Krauss, a conservative contributor to the Daily Wire spoke on the importance of free speech. Her event was sponsored by the Ole Miss chapter of the Young Americans for Freedom (YAF). The lecture was rescheduled to the student union after the controversy.
“You never know what will happen on university campuses, and we are glad we could still have an event like this,” Krauss said. “It’s comforting to see that Ole Miss is still a place where free speech is welcome.”
According to the Daily Mississippian, in her speech Krauss linked the changing state of free speech on college campuses to recent criticism faced by professional comedians for offensive jokes, like Dave Chappelle. She made mention of what she called “victim culture” while also defending the rights of churches and religious schools who refuse to hire people whose lifestyles don’t line up with their beliefs. On the flip side, she defended the rights of people who disagree with those decisions, to protest.
Just a week ago, Curtis Wilkie, a professor at the Ole Miss School of Journalism and Overby Fellow canceled the event that was to take place in the Overby Center. Wilkie cited an unwritten policy that does not allow ideological groups to speak in the venue. The Ole Miss administration quickly overruled the decision to cancel Krauss. They reached out to her and rescheduled the venue in which she would speak on the 13th.
The original email from Wilkie read:
“Young Americans for Freedom is described as an ‘ideologically conservative youth activism organization.’ From my many years as a political reporter, I know that the group is strongly linked to the Republican Party. So I feel we have to say ‘no’ to you, too.”
Wilkie later penned an email submission to the Oxford Eagle to explain his actions.
“I made the decision alone, the same way I’ve made other decisions about the use of the Overby Auditorium without consulting anyone in the University Administration,” Wilkie’s letter read. “From the beginning of the Overby Center in 2007, those decisions were made on a general, unwritten understanding I had with Charles Overby.”
In this post Wilkie called the initial scheduling of the speaker a ‘misunderstanding’ by fault of the Overby Center. He believed he was receiving the request from the Lott Public Policy Leadership program, which the Center has worked with in the past.
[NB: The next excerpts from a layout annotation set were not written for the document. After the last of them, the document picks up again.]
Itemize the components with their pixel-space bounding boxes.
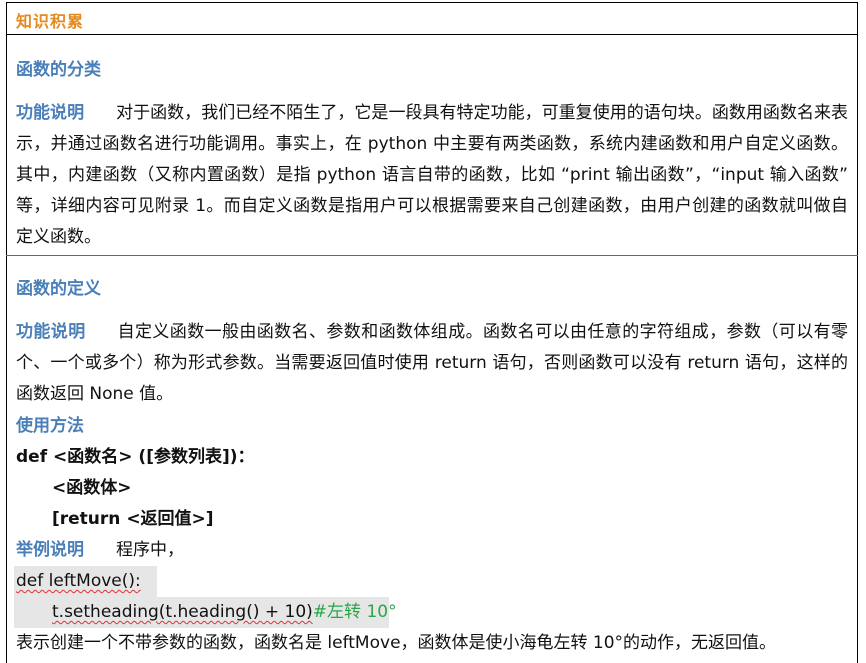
code-def-text: def leftMove(): bbox=[16, 571, 141, 591]
example-line: 举例说明 程序中， bbox=[16, 535, 184, 566]
example-text: 程序中， bbox=[116, 540, 184, 560]
function-description-label-2: 功能说明 bbox=[16, 322, 86, 342]
section2-paragraph: 功能说明 自定义函数一般由函数名、参数和函数体组成。函数名可以由任意的字符组成，参… bbox=[16, 317, 848, 410]
code-body-code: t.setheading(t.heading() + 10) bbox=[52, 602, 313, 622]
section-title-classification: 函数的分类 bbox=[16, 60, 101, 80]
syntax-body-line: <函数体> bbox=[52, 478, 132, 498]
code-body-comment: #左转 10° bbox=[312, 602, 397, 622]
example-label: 举例说明 bbox=[16, 540, 84, 560]
syntax-return-line: [return <返回值>] bbox=[52, 509, 214, 529]
function-description-label: 功能说明 bbox=[16, 103, 85, 123]
section-title-definition: 函数的定义 bbox=[16, 279, 101, 299]
explanation-line: 表示创建一个不带参数的函数，函数名是 leftMove，函数体是使小海龟左转 1… bbox=[16, 633, 777, 653]
usage-label: 使用方法 bbox=[16, 416, 84, 436]
document-page: 知识积累 函数的分类 功能说明 对于函数，我们已经不陌生了，它是一段具有特定功能，… bbox=[0, 0, 866, 663]
syntax-def-line: def <函数名> ([参数列表])： bbox=[16, 447, 255, 467]
code-line-def: def leftMove(): bbox=[16, 566, 141, 597]
section-divider bbox=[6, 255, 858, 256]
code-line-body: t.setheading(t.heading() + 10)#左转 10° bbox=[52, 597, 397, 628]
section1-text: 对于函数，我们已经不陌生了，它是一段具有特定功能，可重复使用的语句块。函数用函数… bbox=[16, 103, 849, 247]
section2-text: 自定义函数一般由函数名、参数和函数体组成。函数名可以由任意的字符组成，参数（可以… bbox=[16, 322, 849, 404]
header-title: 知识积累 bbox=[16, 12, 85, 31]
header-row: 知识积累 bbox=[6, 2, 858, 35]
section1-paragraph: 功能说明 对于函数，我们已经不陌生了，它是一段具有特定功能，可重复使用的语句块。函… bbox=[16, 98, 848, 253]
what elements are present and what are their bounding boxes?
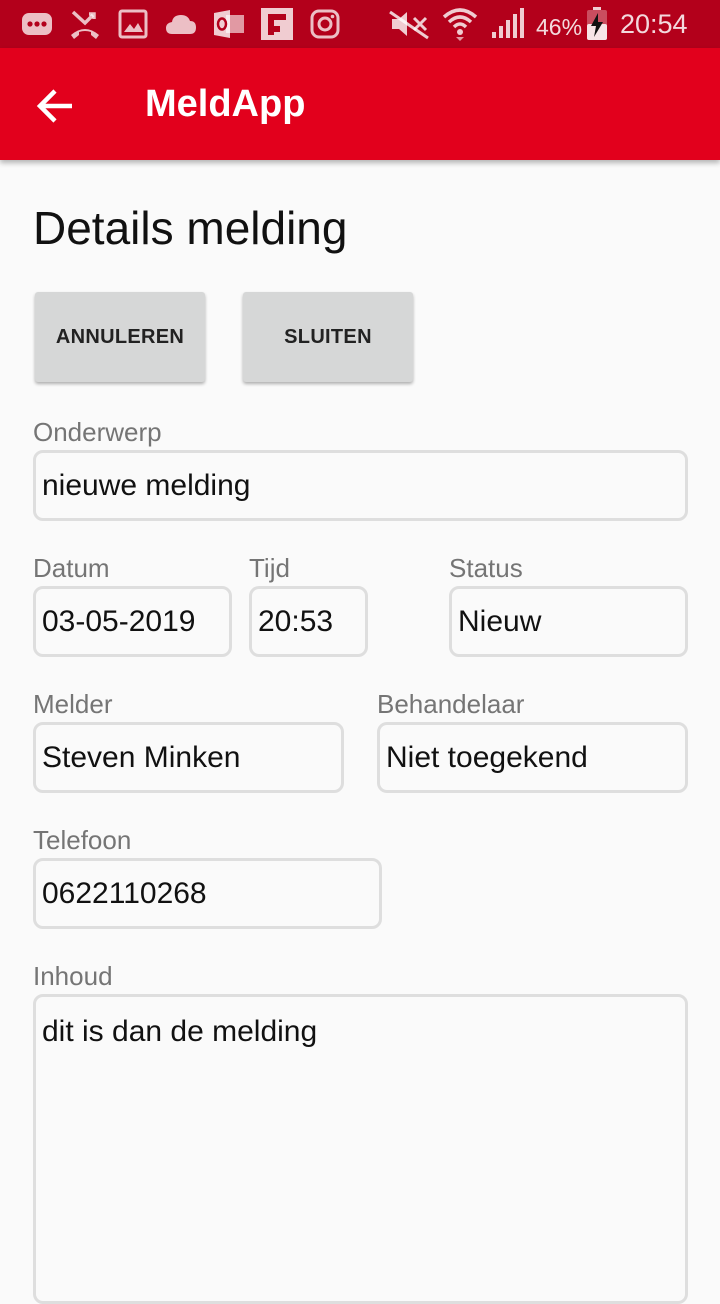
time-label: Tijd [249, 553, 290, 583]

“What I then learned Thursday, that the program was being advertised with a flier with political overtones, we found that the program’s sponsor was the Young Americans for Freedom, a conservative group that for many years that has been identified with Republican causes,” Wilkie stated. “I felt we had no choice but to say that they could not use our auditorium. In my message to them, I apologized, expressed my hope that they could quickly find another venue on campus and added that I welcomed their activity on campus. I never ‘disinvited’ the group from campus.”